Can HR fire staff for refusing to use fingerprint scanning?

In a recent ruling, the Fair Work Commission decided in favour of one employer

Can HR fire staff for refusing to use fingerprint scanning?

Fingerprint scanning has become the most popular form of workplace security protocol to use biometric data.

A recent survey by IT professional community Spiceworks showed almost three in five organisations (57%) today use fingerprint scanning to verify an employee’s identity or monitor workplace activity.

Biometrics is a data collection and processing system that authenticates an action or identity based on a person’s unique traits (fingerprints, iris, ear lobes) or habits (typing speed, handwriting, tone of voice).

But considering how personal and sensitive most biometric data can be, can employees opt out of the system in the name of privacy?

According to a recent ruling by the Fair Work Commission, employers can legally dismiss staff who refuse to submit to security regulations, such as fingerprint scanning, after giving workers notice of the security policy.

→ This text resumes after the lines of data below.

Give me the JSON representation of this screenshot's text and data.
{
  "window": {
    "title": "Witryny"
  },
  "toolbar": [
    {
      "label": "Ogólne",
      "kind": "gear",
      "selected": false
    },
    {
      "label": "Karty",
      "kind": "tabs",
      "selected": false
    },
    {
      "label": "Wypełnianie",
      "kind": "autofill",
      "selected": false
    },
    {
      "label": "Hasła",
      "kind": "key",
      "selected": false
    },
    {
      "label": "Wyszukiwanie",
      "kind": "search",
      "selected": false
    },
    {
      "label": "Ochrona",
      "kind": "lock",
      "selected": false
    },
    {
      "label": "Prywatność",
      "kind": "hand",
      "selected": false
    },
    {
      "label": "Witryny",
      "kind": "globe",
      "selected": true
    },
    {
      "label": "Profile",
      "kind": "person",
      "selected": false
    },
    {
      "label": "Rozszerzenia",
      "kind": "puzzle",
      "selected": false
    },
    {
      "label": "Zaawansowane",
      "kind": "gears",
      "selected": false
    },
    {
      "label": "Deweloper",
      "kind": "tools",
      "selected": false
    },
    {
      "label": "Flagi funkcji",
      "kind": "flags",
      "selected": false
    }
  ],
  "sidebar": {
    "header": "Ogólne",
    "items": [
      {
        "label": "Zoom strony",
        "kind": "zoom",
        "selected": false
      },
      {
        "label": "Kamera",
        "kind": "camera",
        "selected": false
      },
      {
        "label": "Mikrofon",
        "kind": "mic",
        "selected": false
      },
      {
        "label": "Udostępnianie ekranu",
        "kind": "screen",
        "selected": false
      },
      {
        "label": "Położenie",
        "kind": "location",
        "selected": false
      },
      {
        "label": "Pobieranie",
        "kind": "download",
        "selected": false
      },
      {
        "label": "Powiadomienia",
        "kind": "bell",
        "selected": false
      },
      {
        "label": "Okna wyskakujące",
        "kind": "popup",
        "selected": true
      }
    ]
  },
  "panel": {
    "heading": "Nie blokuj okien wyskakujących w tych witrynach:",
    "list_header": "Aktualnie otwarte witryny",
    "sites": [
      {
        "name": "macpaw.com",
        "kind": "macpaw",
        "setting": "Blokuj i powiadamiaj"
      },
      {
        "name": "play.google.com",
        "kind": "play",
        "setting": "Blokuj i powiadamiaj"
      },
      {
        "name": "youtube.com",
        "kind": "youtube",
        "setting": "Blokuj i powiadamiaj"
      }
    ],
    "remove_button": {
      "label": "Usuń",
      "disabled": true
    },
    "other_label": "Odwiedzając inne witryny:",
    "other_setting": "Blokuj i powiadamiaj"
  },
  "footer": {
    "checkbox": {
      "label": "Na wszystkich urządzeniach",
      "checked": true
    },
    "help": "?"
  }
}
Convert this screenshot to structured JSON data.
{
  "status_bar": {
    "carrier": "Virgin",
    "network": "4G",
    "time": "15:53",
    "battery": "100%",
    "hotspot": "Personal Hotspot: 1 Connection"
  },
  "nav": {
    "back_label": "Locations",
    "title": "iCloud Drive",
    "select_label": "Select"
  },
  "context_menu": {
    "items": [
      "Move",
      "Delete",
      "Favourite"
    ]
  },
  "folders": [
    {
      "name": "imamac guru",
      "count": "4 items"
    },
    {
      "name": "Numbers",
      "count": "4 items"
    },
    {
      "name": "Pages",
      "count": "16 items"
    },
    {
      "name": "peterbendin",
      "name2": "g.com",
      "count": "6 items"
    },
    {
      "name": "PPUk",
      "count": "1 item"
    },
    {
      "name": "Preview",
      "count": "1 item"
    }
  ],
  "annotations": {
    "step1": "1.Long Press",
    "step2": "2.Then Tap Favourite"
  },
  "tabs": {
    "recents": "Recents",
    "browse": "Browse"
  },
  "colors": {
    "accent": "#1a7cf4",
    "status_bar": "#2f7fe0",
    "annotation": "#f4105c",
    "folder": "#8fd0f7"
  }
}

The caveat in using biometric screening, however, is that the management must inform employees of the kind of data to be collected and the kind of data collection and storage practices to be deployed.

In the case of Jeremy Lee who filed an unfair dismissal complaint against his former employer Superior Wood, Lee raised concerns about his fingerprint scans being collected and stored in a third-party site. This, he believed, opened the possibility for employee data to be accessed by unknown groups.

Superior Wood, however, maintained biometric scanning was integral to the company’s site attendance policy. When the management fired Lee for continuing to opt out of fingerprint scanning after considerable warning, the former employee lodged the unfair dismissal case.

The Fair Work Commission recognised that “there may have been a breach of the Privacy Act relevant to the notice given to employees,” but that Superior Wood’s “failure to provide a privacy collection notice to its employees prior to obtaining their personal and sensitive information” did not render the company’s site attendance policy unlawful.

But Lee isn’t convinced. “My biometric data is inherently mine and inseparable from me,” he told The Guardian. “My employer can’t demand it or sack me for refusing to give it.”

The former employee is now considering making an appeal. “It’s not about this particular employer. Ownership to me means that I can refuse consent without being sacked.”